Maybe I'll just stay here where I am
This small room it seems to understand
Other songs range from social commentary (the racism outlined in "Dark Night" and the political apathy in "Common Man") to reflections on romantic anxieties.
The album's closing song, "Rock and Roll Will Stand," also has its cynical side. It contrasts the new kid in town who is courted by the star-making machinery with the veteran musician who never made it but is still hanging on to his dreams. After he gets off his day job, he heads out to play at a nightspot on the edge of town.
Despite Alvin's cynicism about the star-making process, he has obvious affection for that musician who loves the music so much that he is still playing it, even though the chances are he'll never even be able to make enough to quit his day job. It's that passion that will make rock 'n' roll stand, not the trendy bands that pump millions into the rock machinery but sap the music from its heart.

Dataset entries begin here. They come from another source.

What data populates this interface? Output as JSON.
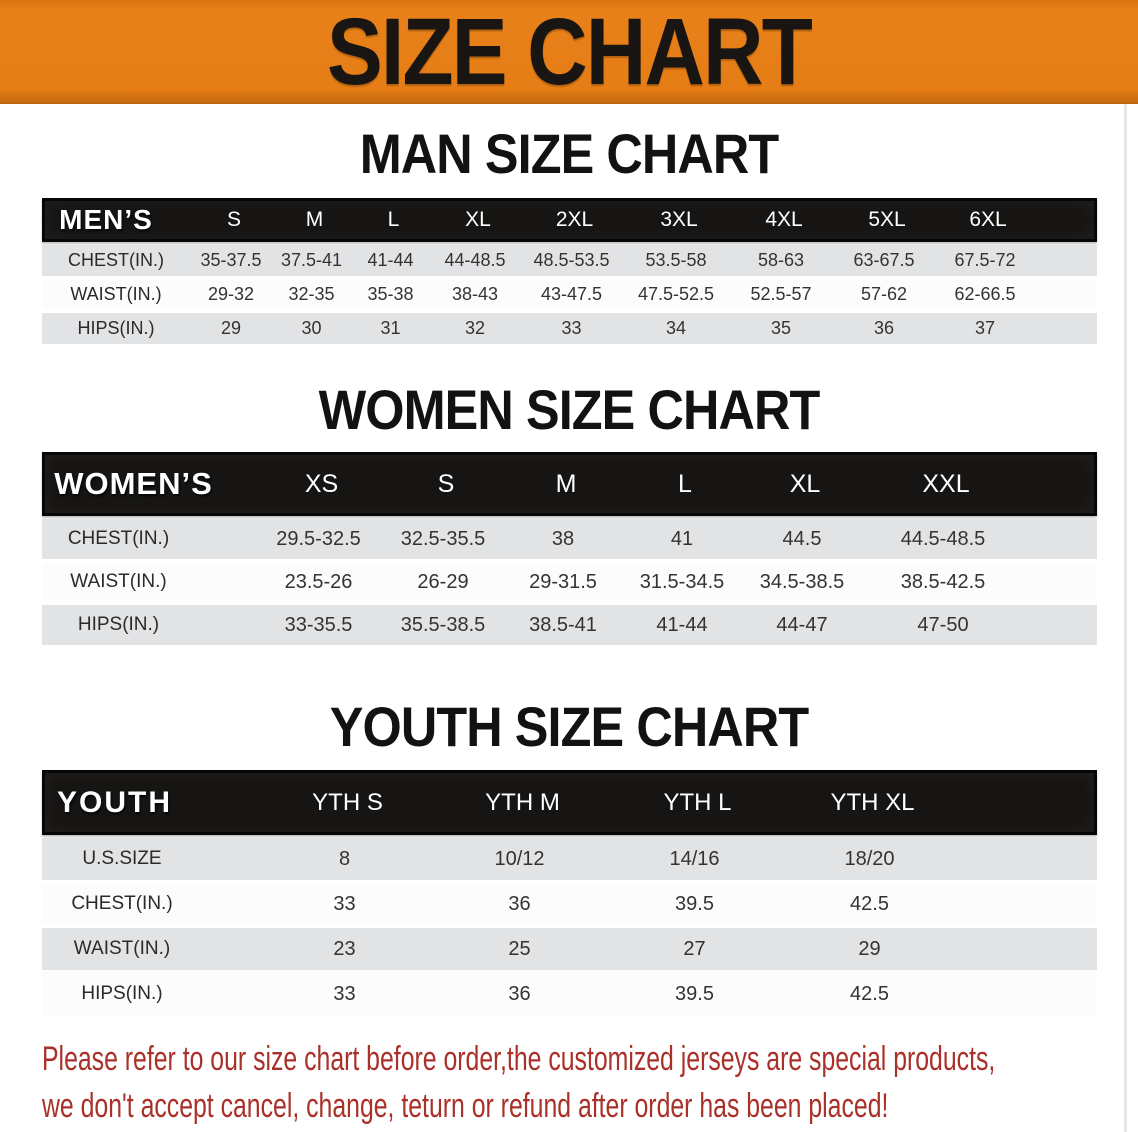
{
  "banner": {
    "title": "SIZE CHART"
  },
  "colors": {
    "banner_orange": "#e67d16",
    "table_header_black": "#171513",
    "row_gray": "#e2e3e5",
    "row_white": "#fcfcfc",
    "disclaimer_red": "#a93129"
  },
  "men": {
    "heading": "MAN SIZE CHART",
    "corner": "MEN’S",
    "sizes": [
      "S",
      "M",
      "L",
      "XL",
      "2XL",
      "3XL",
      "4XL",
      "5XL",
      "6XL"
    ],
    "rows": [
      {
        "label": "CHEST(IN.)",
        "values": [
          "35-37.5",
          "37.5-41",
          "41-44",
          "44-48.5",
          "48.5-53.5",
          "53.5-58",
          "58-63",
          "63-67.5",
          "67.5-72"
        ]
      },
      {
        "label": "WAIST(IN.)",
        "values": [
          "29-32",
          "32-35",
          "35-38",
          "38-43",
          "43-47.5",
          "47.5-52.5",
          "52.5-57",
          "57-62",
          "62-66.5"
        ]
      },
      {
        "label": "HIPS(IN.)",
        "values": [
          "29",
          "30",
          "31",
          "32",
          "33",
          "34",
          "35",
          "36",
          "37"
        ]
      }
    ]
  },
  "women": {
    "heading": "WOMEN SIZE CHART",
    "corner": "WOMEN’S",
    "sizes": [
      "XS",
      "S",
      "M",
      "L",
      "XL",
      "XXL"
    ],
    "rows": [
      {
        "label": "CHEST(IN.)",
        "values": [
          "29.5-32.5",
          "32.5-35.5",
          "38",
          "41",
          "44.5",
          "44.5-48.5"
        ]
      },
      {
        "label": "WAIST(IN.)",
        "values": [
          "23.5-26",
          "26-29",
          "29-31.5",
          "31.5-34.5",
          "34.5-38.5",
          "38.5-42.5"
        ]
      },
      {
        "label": "HIPS(IN.)",
        "values": [
          "33-35.5",
          "35.5-38.5",
          "38.5-41",
          "41-44",
          "44-47",
          "47-50"
        ]
      }
    ]
  },
  "youth": {
    "heading": "YOUTH SIZE CHART",
    "corner": "YOUTH",
    "sizes": [
      "YTH S",
      "YTH M",
      "YTH L",
      "YTH XL"
    ],
    "rows": [
      {
        "label": "U.S.SIZE",
        "values": [
          "8",
          "10/12",
          "14/16",
          "18/20"
        ]
      },
      {
        "label": "CHEST(IN.)",
        "values": [
          "33",
          "36",
          "39.5",
          "42.5"
        ]
      },
      {
        "label": "WAIST(IN.)",
        "values": [
          "23",
          "25",
          "27",
          "29"
        ]
      },
      {
        "label": "HIPS(IN.)",
        "values": [
          "33",
          "36",
          "39.5",
          "42.5"
        ]
      }
    ]
  },
  "disclaimer": {
    "line1": "Please refer to our size chart before order,the customized jerseys are special products,",
    "line2": "we don't accept cancel, change, teturn or refund after order has been placed!"
  }
}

The veteran musician may not have made it to higher ground because he never got the right break or because he simply wasn't good enough. As long as that caring spirit is alive, however, there's a chance someone else may come along with the talent to put those pieces together. That's what the Blasters have done in "Hardline."
Summarized Alvin: "Everything's real encouraging when I think of the bands that two years ago were having hit records and aren't even around anymore. But X, the Blasters and the Circle Jerks--these certain kinds of bands--are still here. We connected with our audience, and they support us. That's when I knew we were doing something right. You can see in their faces what you don't see in the charts."